“Siracusa: visioni di una città senza tempo”, un racconto fotografico dentro un racconto, pagine da sfogliare, scatti che ci restituiscono suoni perduti, dimenticati o mai ascoltati. Si conclude oggi pomeriggio (domenica 3 luglio) dalle ore 17 alle 20 l’interessante mostra allestita nel salone della Camera di Commercio, realizzata da ventuno fotografi di Alfa, Associazione Liberi Fotografi Aretusei. I quali rilanciano, attraverso le infinite sfaccettature di uno scatto, una rigenerante visione di Siracusa. L’occasione è doppia: da un lato si respira un forte senso di comunità, dall’altro, attraverso la potenza delle immagini, si restituisce vigore ad una città che lega la sua contemporaneità ad un illustre passato.
Ed ecco fotografie che raccontano un particolare, una firma autorevole su un rilievo di un portone, un’alba e un tramonto da sipario, un vicolo nascosto, un momento di vita quotidiana di adulti o bambini, la nebbia e il fiume, la potenza della classicità negli scatti di una rappresentazione, la luce di un lampione che illumina le ombre o la luce di una lampara che illumina l’acqua.

Ed ancora: i colori del cielo coperti da stormi di uccelli o da un improvviso lampo e perfino da una lava incandescente all’orizzonte, i tetti e le prospettive, i colori del mare pennellati dall’arcobaleno o catturati da scatti in bianco e nero; un improvviso microcosmo che prende rilievo, un particolare che focalizza uno spazio, il sacro e l’antico mestiere, le linee e la tecnica che creano ordine, il realismo che amplifica il racconto.
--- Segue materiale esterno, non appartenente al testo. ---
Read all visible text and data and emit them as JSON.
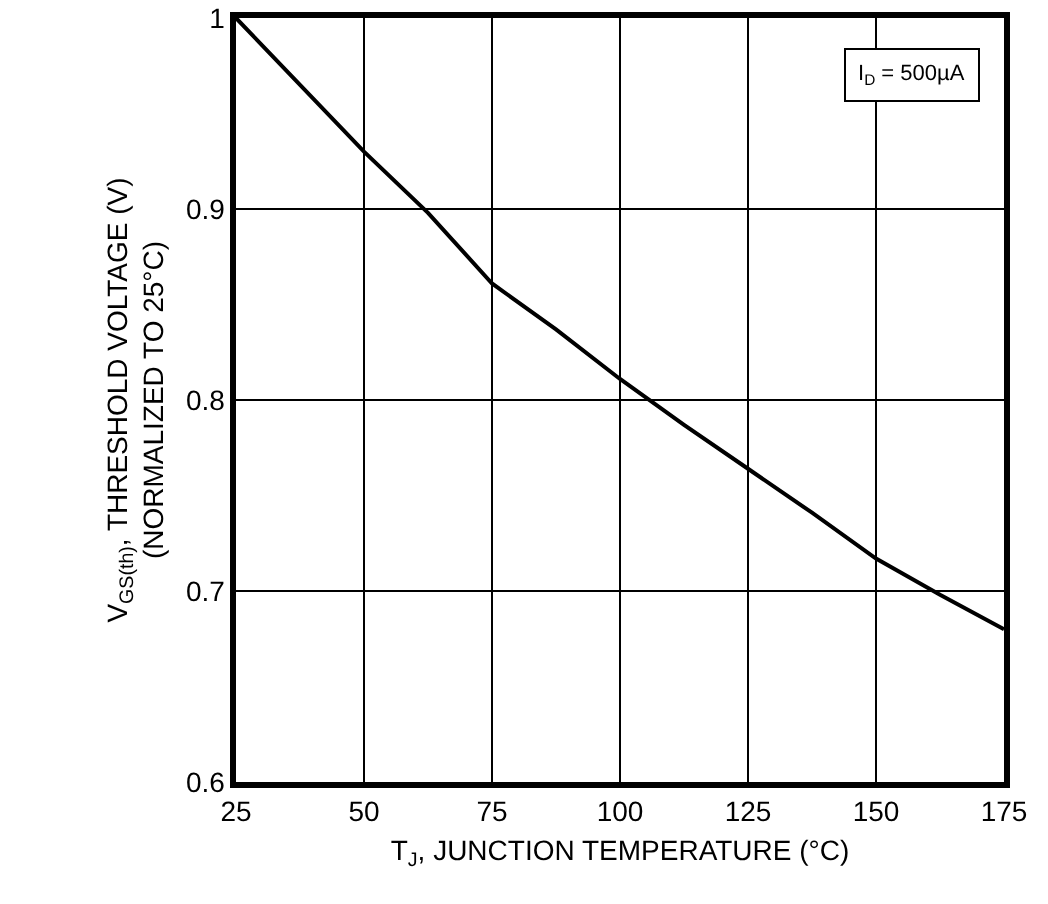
{
  "chart_data": {
    "type": "line",
    "xlabel": "T$_{J}$, JUNCTION TEMPERATURE (°C)",
    "ylabel": "V$_{GS(th)}$, THRESHOLD VOLTAGE (V)\n(NORMALIZED TO 25°C)",
    "annotations": [
      "I$_{D}$ = 500µA"
    ],
    "x": [
      25,
      50,
      62.5,
      75,
      87.5,
      100,
      112.5,
      125,
      137.5,
      150,
      162.5,
      175
    ],
    "series": [
      {
        "color": "#000000",
        "values": [
          1.0,
          0.93,
          0.898,
          0.861,
          0.837,
          0.811,
          0.787,
          0.764,
          0.741,
          0.717,
          0.698,
          0.68
        ]
      }
    ],
    "xlim": [
      25,
      175
    ],
    "xticks": [
      25,
      50,
      75,
      100,
      125,
      150,
      175
    ],
    "ylim": [
      0.6,
      1
    ],
    "yticks": [
      {
        "value": 0.6,
        "label": "0.6"
      },
      {
        "value": 0.7,
        "label": "0.7"
      },
      {
        "value": 0.8,
        "label": "0.8"
      },
      {
        "value": 0.9,
        "label": "0.9"
      },
      {
        "value": 1,
        "label": "1"
      }
    ],
    "grid": true,
    "marker": "none",
    "line_style": "solid"
  }
}
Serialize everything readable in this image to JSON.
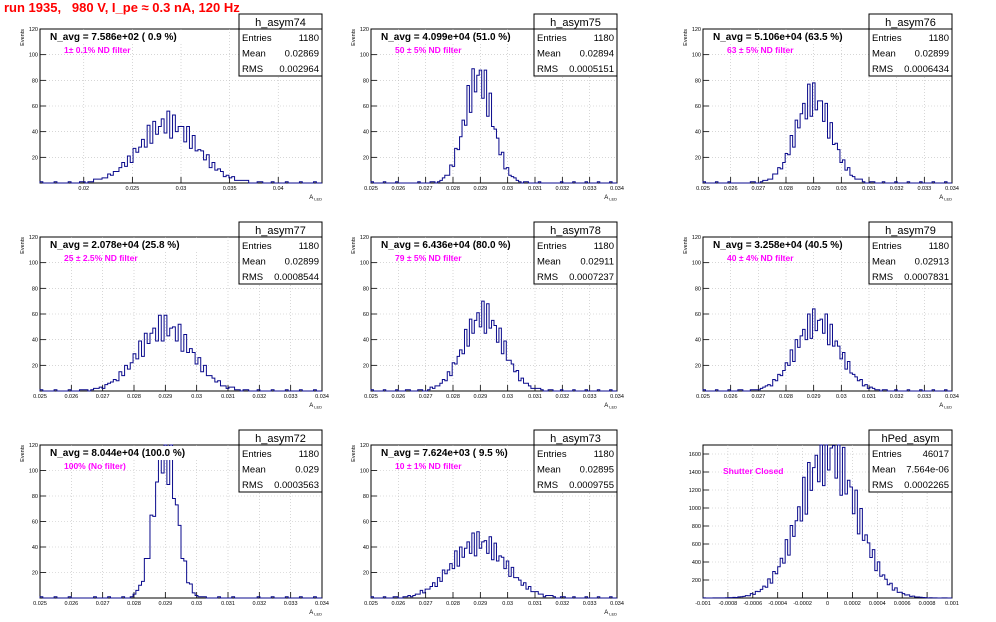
{
  "canvas_title": "run 1935,   980 V, I_pe ≈ 0.3 nA, 120 Hz",
  "colors": {
    "histogram": "#0a0a8c",
    "annotation": "#ff00ff",
    "title": "#ff0000",
    "grid": "#bdbdbd"
  },
  "chart_data": [
    {
      "type": "histogram",
      "name": "h_asym74",
      "navg_label": "N_avg = 7.586e+02 ( 0.9 %)",
      "filter_label": "1± 0.1% ND filter",
      "stats": {
        "Entries": "1180",
        "Mean": "0.02869",
        "RMS": "0.002964"
      },
      "ylabel": "Events",
      "xlabel": "A_LED",
      "xlim": [
        0.0155,
        0.0445
      ],
      "ylim": [
        0,
        120
      ],
      "xticks": [
        0.02,
        0.025,
        0.03,
        0.035,
        0.04
      ],
      "xticklabels": [
        "0.02",
        "0.025",
        "0.03",
        "0.035",
        "0.04"
      ],
      "yticks": [
        20,
        40,
        60,
        80,
        100,
        120
      ],
      "mean": 0.02869,
      "rms": 0.002964,
      "entries": 1180,
      "bins": 100,
      "grid": true
    },
    {
      "type": "histogram",
      "name": "h_asym75",
      "navg_label": "N_avg = 4.099e+04 (51.0 %)",
      "filter_label": "50 ± 5% ND filter",
      "stats": {
        "Entries": "1180",
        "Mean": "0.02894",
        "RMS": "0.0005151"
      },
      "ylabel": "Events",
      "xlabel": "A_LED",
      "xlim": [
        0.025,
        0.034
      ],
      "ylim": [
        0,
        120
      ],
      "xticks": [
        0.025,
        0.026,
        0.027,
        0.028,
        0.029,
        0.03,
        0.031,
        0.032,
        0.033,
        0.034
      ],
      "xticklabels": [
        "0.025",
        "0.026",
        "0.027",
        "0.028",
        "0.029",
        "0.03",
        "0.031",
        "0.032",
        "0.033",
        "0.034"
      ],
      "yticks": [
        20,
        40,
        60,
        80,
        100,
        120
      ],
      "mean": 0.02894,
      "rms": 0.0005151,
      "entries": 1180,
      "bins": 100,
      "grid": true
    },
    {
      "type": "histogram",
      "name": "h_asym76",
      "navg_label": "N_avg = 5.106e+04 (63.5 %)",
      "filter_label": "63 ± 5% ND filter",
      "stats": {
        "Entries": "1180",
        "Mean": "0.02899",
        "RMS": "0.0006434"
      },
      "ylabel": "Events",
      "xlabel": "A_LED",
      "xlim": [
        0.025,
        0.034
      ],
      "ylim": [
        0,
        120
      ],
      "xticks": [
        0.025,
        0.026,
        0.027,
        0.028,
        0.029,
        0.03,
        0.031,
        0.032,
        0.033,
        0.034
      ],
      "xticklabels": [
        "0.025",
        "0.026",
        "0.027",
        "0.028",
        "0.029",
        "0.03",
        "0.031",
        "0.032",
        "0.033",
        "0.034"
      ],
      "yticks": [
        20,
        40,
        60,
        80,
        100,
        120
      ],
      "mean": 0.02899,
      "rms": 0.0006434,
      "entries": 1180,
      "bins": 100,
      "grid": true
    },
    {
      "type": "histogram",
      "name": "h_asym77",
      "navg_label": "N_avg = 2.078e+04 (25.8 %)",
      "filter_label": "25 ± 2.5% ND filter",
      "stats": {
        "Entries": "1180",
        "Mean": "0.02899",
        "RMS": "0.0008544"
      },
      "ylabel": "Events",
      "xlabel": "A_LED",
      "xlim": [
        0.025,
        0.034
      ],
      "ylim": [
        0,
        120
      ],
      "xticks": [
        0.025,
        0.026,
        0.027,
        0.028,
        0.029,
        0.03,
        0.031,
        0.032,
        0.033,
        0.034
      ],
      "xticklabels": [
        "0.025",
        "0.026",
        "0.027",
        "0.028",
        "0.029",
        "0.03",
        "0.031",
        "0.032",
        "0.033",
        "0.034"
      ],
      "yticks": [
        20,
        40,
        60,
        80,
        100,
        120
      ],
      "mean": 0.02899,
      "rms": 0.0008544,
      "entries": 1180,
      "bins": 100,
      "grid": true
    },
    {
      "type": "histogram",
      "name": "h_asym78",
      "navg_label": "N_avg = 6.436e+04 (80.0 %)",
      "filter_label": "79 ± 5% ND filter",
      "stats": {
        "Entries": "1180",
        "Mean": "0.02911",
        "RMS": "0.0007237"
      },
      "ylabel": "Events",
      "xlabel": "A_LED",
      "xlim": [
        0.025,
        0.034
      ],
      "ylim": [
        0,
        120
      ],
      "xticks": [
        0.025,
        0.026,
        0.027,
        0.028,
        0.029,
        0.03,
        0.031,
        0.032,
        0.033,
        0.034
      ],
      "xticklabels": [
        "0.025",
        "0.026",
        "0.027",
        "0.028",
        "0.029",
        "0.03",
        "0.031",
        "0.032",
        "0.033",
        "0.034"
      ],
      "yticks": [
        20,
        40,
        60,
        80,
        100,
        120
      ],
      "mean": 0.02911,
      "rms": 0.0007237,
      "entries": 1180,
      "bins": 100,
      "grid": true
    },
    {
      "type": "histogram",
      "name": "h_asym79",
      "navg_label": "N_avg = 3.258e+04 (40.5 %)",
      "filter_label": "40 ± 4% ND filter",
      "stats": {
        "Entries": "1180",
        "Mean": "0.02913",
        "RMS": "0.0007831"
      },
      "ylabel": "Events",
      "xlabel": "A_LED",
      "xlim": [
        0.025,
        0.034
      ],
      "ylim": [
        0,
        120
      ],
      "xticks": [
        0.025,
        0.026,
        0.027,
        0.028,
        0.029,
        0.03,
        0.031,
        0.032,
        0.033,
        0.034
      ],
      "xticklabels": [
        "0.025",
        "0.026",
        "0.027",
        "0.028",
        "0.029",
        "0.03",
        "0.031",
        "0.032",
        "0.033",
        "0.034"
      ],
      "yticks": [
        20,
        40,
        60,
        80,
        100,
        120
      ],
      "mean": 0.02913,
      "rms": 0.0007831,
      "entries": 1180,
      "bins": 100,
      "grid": true
    },
    {
      "type": "histogram",
      "name": "h_asym72",
      "navg_label": "N_avg = 8.044e+04 (100.0 %)",
      "filter_label": "100% (No filter)",
      "stats": {
        "Entries": "1180",
        "Mean": "0.029",
        "RMS": "0.0003563"
      },
      "ylabel": "Events",
      "xlabel": "A_LED",
      "xlim": [
        0.025,
        0.034
      ],
      "ylim": [
        0,
        120
      ],
      "xticks": [
        0.025,
        0.026,
        0.027,
        0.028,
        0.029,
        0.03,
        0.031,
        0.032,
        0.033,
        0.034
      ],
      "xticklabels": [
        "0.025",
        "0.026",
        "0.027",
        "0.028",
        "0.029",
        "0.03",
        "0.031",
        "0.032",
        "0.033",
        "0.034"
      ],
      "yticks": [
        20,
        40,
        60,
        80,
        100,
        120
      ],
      "mean": 0.029,
      "rms": 0.0003563,
      "entries": 1180,
      "bins": 100,
      "grid": true
    },
    {
      "type": "histogram",
      "name": "h_asym73",
      "navg_label": "N_avg = 7.624e+03 ( 9.5 %)",
      "filter_label": "10 ± 1% ND filter",
      "stats": {
        "Entries": "1180",
        "Mean": "0.02895",
        "RMS": "0.0009755"
      },
      "ylabel": "Events",
      "xlabel": "A_LED",
      "xlim": [
        0.025,
        0.034
      ],
      "ylim": [
        0,
        120
      ],
      "xticks": [
        0.025,
        0.026,
        0.027,
        0.028,
        0.029,
        0.03,
        0.031,
        0.032,
        0.033,
        0.034
      ],
      "xticklabels": [
        "0.025",
        "0.026",
        "0.027",
        "0.028",
        "0.029",
        "0.03",
        "0.031",
        "0.032",
        "0.033",
        "0.034"
      ],
      "yticks": [
        20,
        40,
        60,
        80,
        100,
        120
      ],
      "mean": 0.02895,
      "rms": 0.0009755,
      "entries": 1180,
      "bins": 100,
      "grid": true
    },
    {
      "type": "histogram",
      "name": "hPed_asym",
      "navg_label": "",
      "filter_label": "Shutter Closed",
      "stats": {
        "Entries": "46017",
        "Mean": "7.564e-06",
        "RMS": "0.0002265"
      },
      "ylabel": "",
      "xlabel": "",
      "xlim": [
        -0.001,
        0.001
      ],
      "ylim": [
        0,
        1700
      ],
      "xticks": [
        -0.001,
        -0.0008,
        -0.0006,
        -0.0004,
        -0.0002,
        0,
        0.0002,
        0.0004,
        0.0006,
        0.0008,
        0.001
      ],
      "xticklabels": [
        "-0.001",
        "-0.0008",
        "-0.0006",
        "-0.0004",
        "-0.0002",
        "0",
        "0.0002",
        "0.0004",
        "0.0006",
        "0.0008",
        "0.001"
      ],
      "yticks": [
        200,
        400,
        600,
        800,
        1000,
        1200,
        1400,
        1600
      ],
      "mean": 7.564e-06,
      "rms": 0.0002265,
      "entries": 46017,
      "bins": 100,
      "grid": true
    }
  ]
}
Scatti che modulano diverse prospettive e ci conducono verso una direzione che ci porta ad immergerci totalmente, ad essere parte di questo incredibile viaggio dalle infinite mete.
Da notare anche l’allestimento ricercato, l’accoglienza accompagnata dal desiderio di raccontare e coinvolgere nel portare lo sguardo a scrutare l’invisibile, insieme alla forza di ogni singolo scatto. Il tutto ha richiamato un’ottima partecipazione di pubblico,, siracusani e turisti, che premia l’impegno dei fotografi, che fra l’altro hanno curato la mostra in totale autonomia con il supporto di pochi ed illuminati sponsor.
Complimenti anche da parte nostra a Salvatore Bandiera, Graziella Basile, Marcello Bianca, Giovanni Bove, Liliana Carrubba, Salvo Di Giorgio, Maurizio Di Pace, Rossana Di Vita, Marco Floridia, Laura Marchetti, Cristina Martin, Vincenzo Miconi, Dario Monzù, Simona Motta, Licia Passalacqua, Antonio Pica, Barbara Pindo, Massimo Tamajo, Cristina Tudisco, Alessandra Turlà, Emma Volpe.